Le mercredi 8 avril 2026, une délégation gouvernementale conduite par Marcel Ndioro à Mamoum, secrétaire général du ministère du Tourisme et des Loisirs, s’est rendue à Sikoum, dans l’arrondissement de la Dibamba (Sanaga-Maritime), pour visiter le site du projet Ndollè City, évaluer son état d’avancement et recueillir l’adhésion des populations locales, dans le cadre de la préparation de la pose de la première pierre de cette future ville écologique.
La mission avait pour principal objectif de visiter la localité de Sikoum afin de constater de visu l’existence du site destiné à accueillir le projet Ndollè City. Après une visite approfondie, la délégation a confirmé qu’il ne s’agit pas d’une fiction, mais bien d’une réalité tangible.

Une forte adhésion des populations locales
Profitant de cette descente sur le terrain, la délégation a également rencontré les autorités traditionnelles ainsi que les populations locales, dans le but de s’assurer de leur adhésion au projet. La forte mobilisation observée, avec des habitants venus en grand nombre, témoigne non seulement de leur connaissance du projet, mais aussi de leur soutien.
Le chef du village, Sa Majesté Prince Albert Landry Metoukson, a d’ailleurs rassuré, au nom de ses populations, de l’adhésion totale de la communauté : « Sikoum est tout ouïe pour le projet Ndollè City. »
Selon Marcel Ndioro à Mamoum, secrétaire général du ministère du Tourisme et des Loisirs, représentant du gouvernement, cette mission visait également à recueillir les éléments techniques nécessaires à l’organisation de la cérémonie de pose de la première pierre : « Il était question pour nous de recueillir les éléments techniques indispensables à la cérémonie de pose de la première pierre. Nous avons pu recenser ces éléments, évaluer ce qui a été fait et ce qu’il reste à faire, afin de transmettre aux autorités compétentes les informations nécessaires à la prise de décision. Le moment venu, chacun sera informé de la date de ladite cérémonie. »
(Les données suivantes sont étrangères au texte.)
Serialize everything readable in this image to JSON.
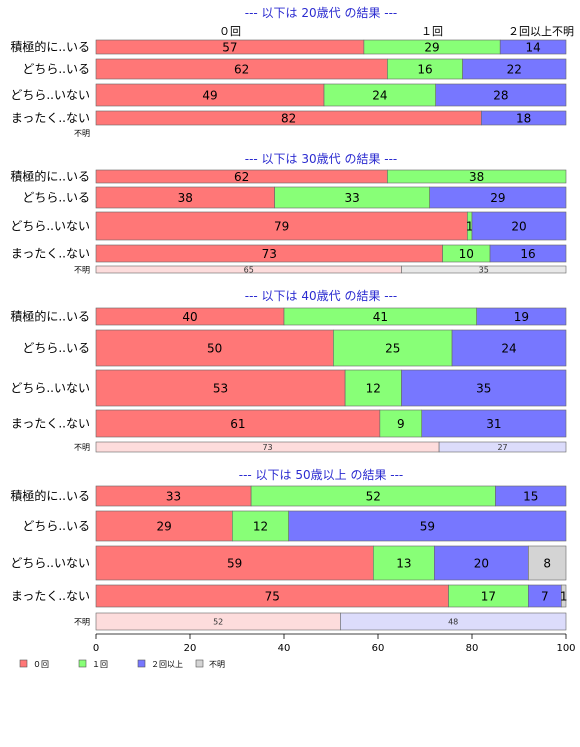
{
  "colors": {
    "c0": "#ff7777",
    "c1": "#88ff77",
    "c2": "#7777ff",
    "c3": "#d4d4d4",
    "c0_light": "#fddcdc",
    "c1_light": "#e3fbe0",
    "c2_light": "#dcdcfb",
    "c3_light": "#e8e8e8",
    "title": "#2b2bd0"
  },
  "chart_data": {
    "type": "bar",
    "orientation": "horizontal-stacked-100",
    "series": [
      {
        "name": "０回"
      },
      {
        "name": "１回"
      },
      {
        "name": "２回以上"
      },
      {
        "name": "不明"
      }
    ],
    "column_headers": [
      "０回",
      "１回",
      "２回以上",
      "不明"
    ],
    "xlim": [
      0,
      100
    ],
    "xticks": [
      0,
      20,
      40,
      60,
      80,
      100
    ],
    "legend_position": "bottom-left",
    "panels": [
      {
        "title": "--- 以下は 20歳代 の結果 ---",
        "rows": [
          {
            "label": "積極的に..いる",
            "values": [
              57,
              29,
              14,
              0
            ]
          },
          {
            "label": "どちら..いる",
            "values": [
              62,
              16,
              22,
              0
            ]
          },
          {
            "label": "どちら..いない",
            "values": [
              49,
              24,
              28,
              0
            ]
          },
          {
            "label": "まったく..ない",
            "values": [
              82,
              0,
              18,
              0
            ]
          },
          {
            "label": "不明",
            "values": [
              0,
              0,
              0,
              0
            ],
            "small": true
          }
        ]
      },
      {
        "title": "--- 以下は 30歳代 の結果 ---",
        "rows": [
          {
            "label": "積極的に..いる",
            "values": [
              62,
              38,
              0,
              0
            ]
          },
          {
            "label": "どちら..いる",
            "values": [
              38,
              33,
              29,
              0
            ]
          },
          {
            "label": "どちら..いない",
            "values": [
              79,
              1,
              20,
              0
            ]
          },
          {
            "label": "まったく..ない",
            "values": [
              73,
              10,
              16,
              0
            ]
          },
          {
            "label": "不明",
            "values": [
              65,
              0,
              0,
              35
            ],
            "small": true
          }
        ]
      },
      {
        "title": "--- 以下は 40歳代 の結果 ---",
        "rows": [
          {
            "label": "積極的に..いる",
            "values": [
              40,
              41,
              19,
              0
            ]
          },
          {
            "label": "どちら..いる",
            "values": [
              50,
              25,
              24,
              0
            ]
          },
          {
            "label": "どちら..いない",
            "values": [
              53,
              12,
              35,
              0
            ]
          },
          {
            "label": "まったく..ない",
            "values": [
              61,
              9,
              31,
              0
            ]
          },
          {
            "label": "不明",
            "values": [
              73,
              0,
              27,
              0
            ],
            "small": true
          }
        ]
      },
      {
        "title": "--- 以下は 50歳以上 の結果 ---",
        "rows": [
          {
            "label": "積極的に..いる",
            "values": [
              33,
              52,
              15,
              0
            ]
          },
          {
            "label": "どちら..いる",
            "values": [
              29,
              12,
              59,
              0
            ]
          },
          {
            "label": "どちら..いない",
            "values": [
              59,
              13,
              20,
              8
            ]
          },
          {
            "label": "まったく..ない",
            "values": [
              75,
              17,
              7,
              1
            ]
          },
          {
            "label": "不明",
            "values": [
              52,
              0,
              48,
              0
            ],
            "small": true
          }
        ]
      }
    ]
  }
}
Un projet écologique à ambition internationale
De son côté, Abraham Ngosso, PDG d’IMPEX Trading et promoteur du projet Ndollè City, a souligné la dimension écologique et innovante de cette initiative : « C’est un projet écologique auquel nous avons intégré le digital et toutes les commodités modernes. Depuis plus d’une décennie, nous travaillons à sa promotion. Ndollè City s’inspire de notre culture, notamment du plat traditionnel ndollè, tout en s’inscrivant dans une dynamique internationale avec des partenaires et l’Organisation mondiale du tourisme. »
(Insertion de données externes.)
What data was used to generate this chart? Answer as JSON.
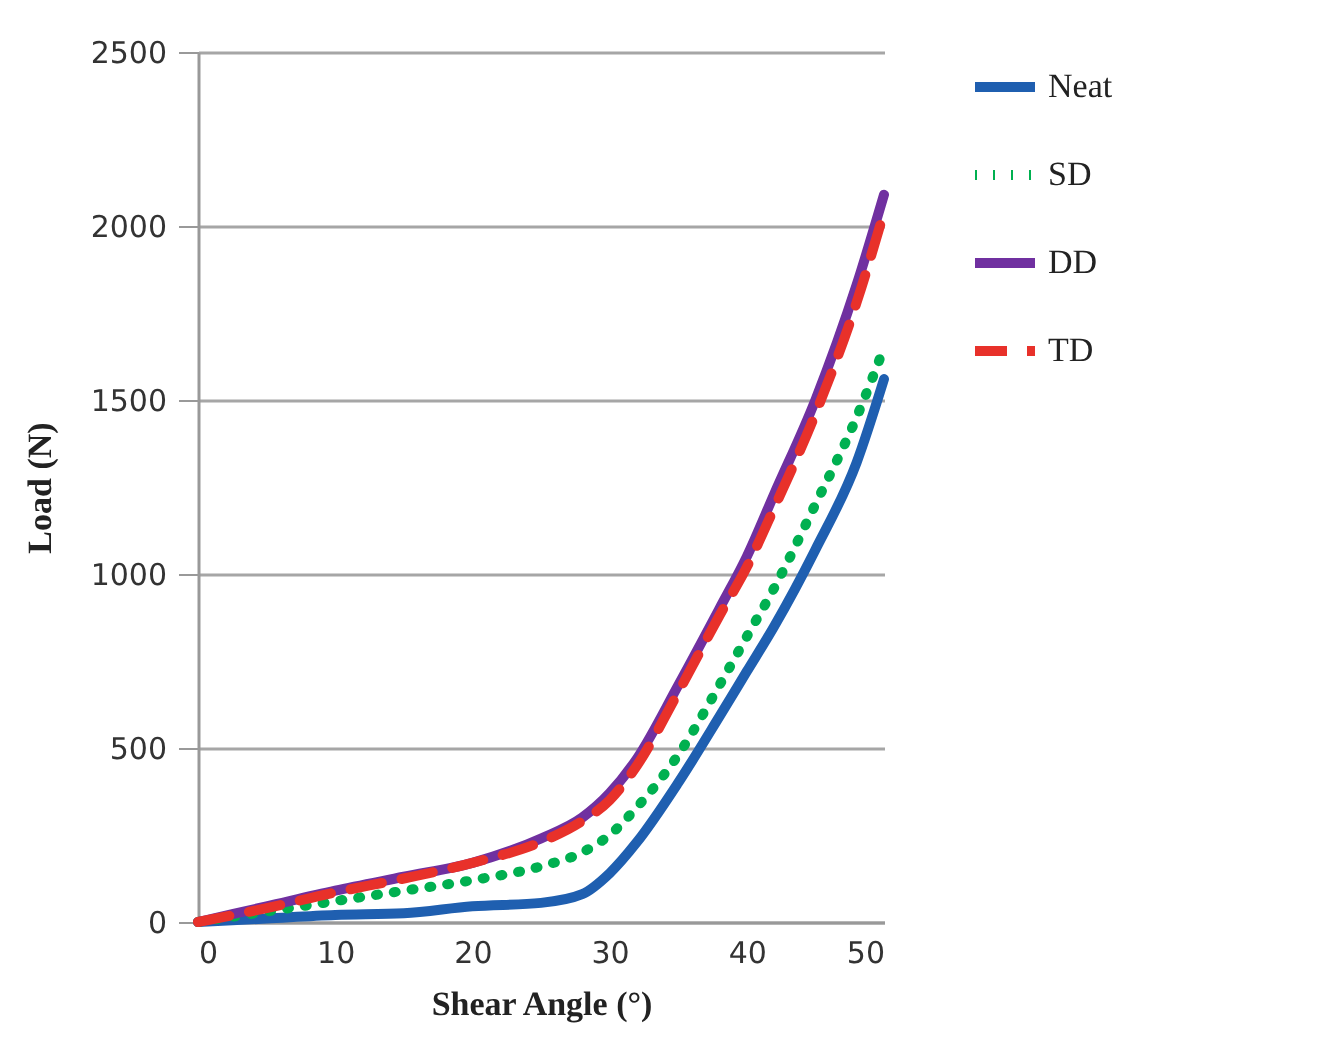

Il a également rappelé que ce projet s’inscrit dans la stratégie nationale de développement touristique, avec des ambitions fortes en matière d’attractivité : « L’objectif est de contribuer à l’augmentation du nombre de touristes au Cameroun. Avec les projections actuelles, nous visons jusqu’à 5 millions de visiteurs, en complément des objectifs nationaux. Cela passe par la création d’infrastructures modernes, notamment des villes écologiques comme Ndollè City. »

Un projet structurant pour le tourisme camerounais
S’étendant sur une superficie de 1 634 hectares, le projet Ndollè City ambitionne de devenir un pôle touristique majeur au Cameroun.
Avant de se rendre à Sikoum, la délégation s’est d’abord arrêtée à la préfecture d’Édéa, puis a poursuivi sa visite jusqu’à l’esplanade de la chefferie du village. Sur place, l’accueil chaleureux des populations et leur engagement ont donné le ton d’une rencontre placée sous le signe de l’adhésion et de l’espoir.
Cette visite marque ainsi une étape importante dans la concrétisation du projet Ndollè City, appelé à transformer durablement la localité de Sikoum et à renforcer l’attractivité touristique du Cameroun.